One of the leaders of the AFM church, based in South Africa, has argued that the problems we see today are because Christians are looking for ‘instant fixes’ to their problems. “The abuse we see today is a simple act of indoctrination, which thrives on the believer’s ignorance.

Hosea says “My people perish due to lack of knowledge” and religious leaders feed on that. Leaders thrive on keeping the masses uniformed and lead them astray. People have decided to “love” God not for who/what He is but for what He can do for them. They are too lazy to live righteously and pray for themselves. They would rather go to a miracle worker who gives “instant” results without so much effort. And the so-called miracle or ‘magic’ workers feast on this,” he said.
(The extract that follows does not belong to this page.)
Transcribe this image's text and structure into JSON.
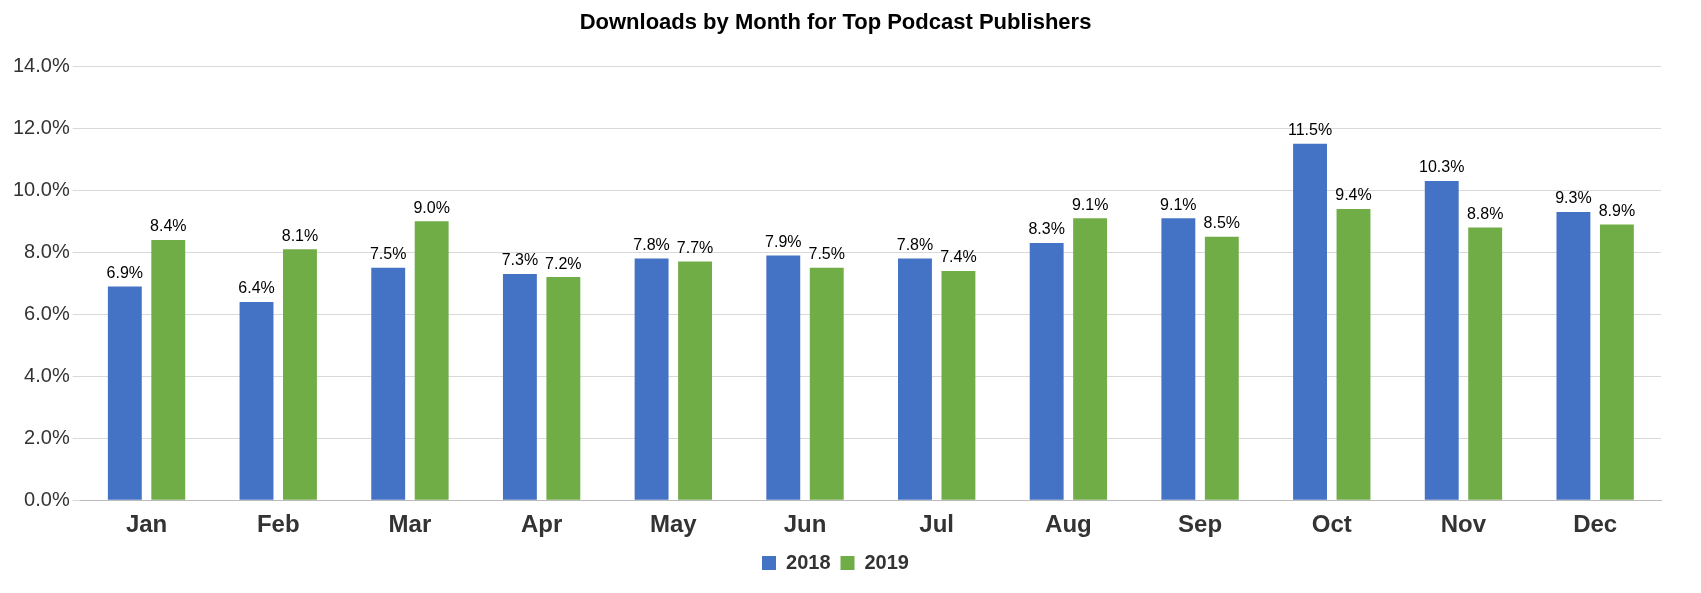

Until and unless we know why we go to church, there will be predators lurking in the shadows, waiting to prey upon unquestioning, uncritical and gullible believers. Unfortunately, the pulpit has been overtaken by some rogue elements. and the time to follow a pastor or ‘prophet’ blindly may be long gone.

We need to snap out of that naïve, foolish state of mind that believes that a mere mortal is a demi-god. When we do, we will open our eyes to the unacceptable sexual abuse taking place right under our noses by some opportunistic criminal elements that we have wrongly idolized as ‘prophets’.